Foto oleh Samuel Engelking
Setiap minggu, kami memberitahukan Anda tentang sebuah album yang kami rasa perlu Anda dengarkan. Album minggu ini adalah When Smoke Rises, debut yang telah lama ditunggu dari penyanyi-penulis lagu Mustafa.
Mustafa Ahmed, sebelumnya dikenal sebagai Mustafa the Poet, adalah putra Regent Park, sebuah kawasan pusat kota Toronto yang dikenal sebagai rumah bagi proyek perumahan pertama di Kanada, dan saat ini menjadi pusat dari perang marginalisasi, gentrifikasi, dan kebijakan urban yang gagal untuk meningkatkan kehidupan warga sipil yang paling rentan. Awalnya seorang penyair kata yang mendapatkan ketenaran sebagai remaja karena kemampuannya untuk dengan jelas melihat masalah di lingkungan perumahan publiknya, dalam beberapa tahun terakhir, Mustafa telah memberikan keahliannya dalam menciptakan lirik untuk single dari Camila Cabello, Jonas Brothers, dan satu lagi putra imigrasi Kanada, The Weeknd.

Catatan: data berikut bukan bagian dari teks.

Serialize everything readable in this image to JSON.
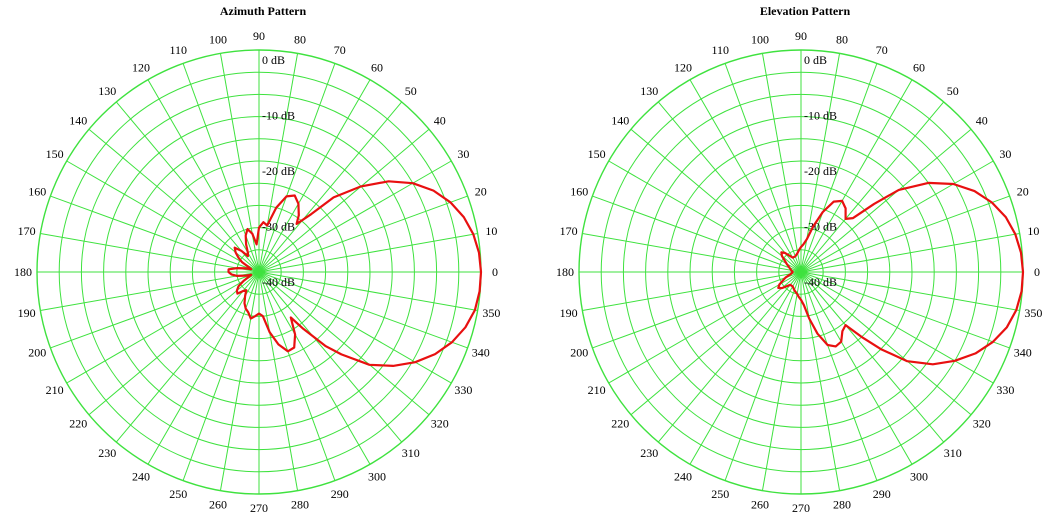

Lagu-lagunya untuk bintang pop tersebut sangat cocok, penuh energi, luas secara emosional, namun tidak bisa mempersiapkan siapa pun untuk musik Mustafa sendiri: debut Mustafa, When Smoke Rises, adalah album folk akustik modern yang mentah, sebuah album emosional yang mencoba menemukan kebangkitan di balik semua kehilangan, sedikit kebahagiaan meski di tengah penindasan yang membebani kawasan seperti Regent Park, sedikit makna di balik semua kesedihan.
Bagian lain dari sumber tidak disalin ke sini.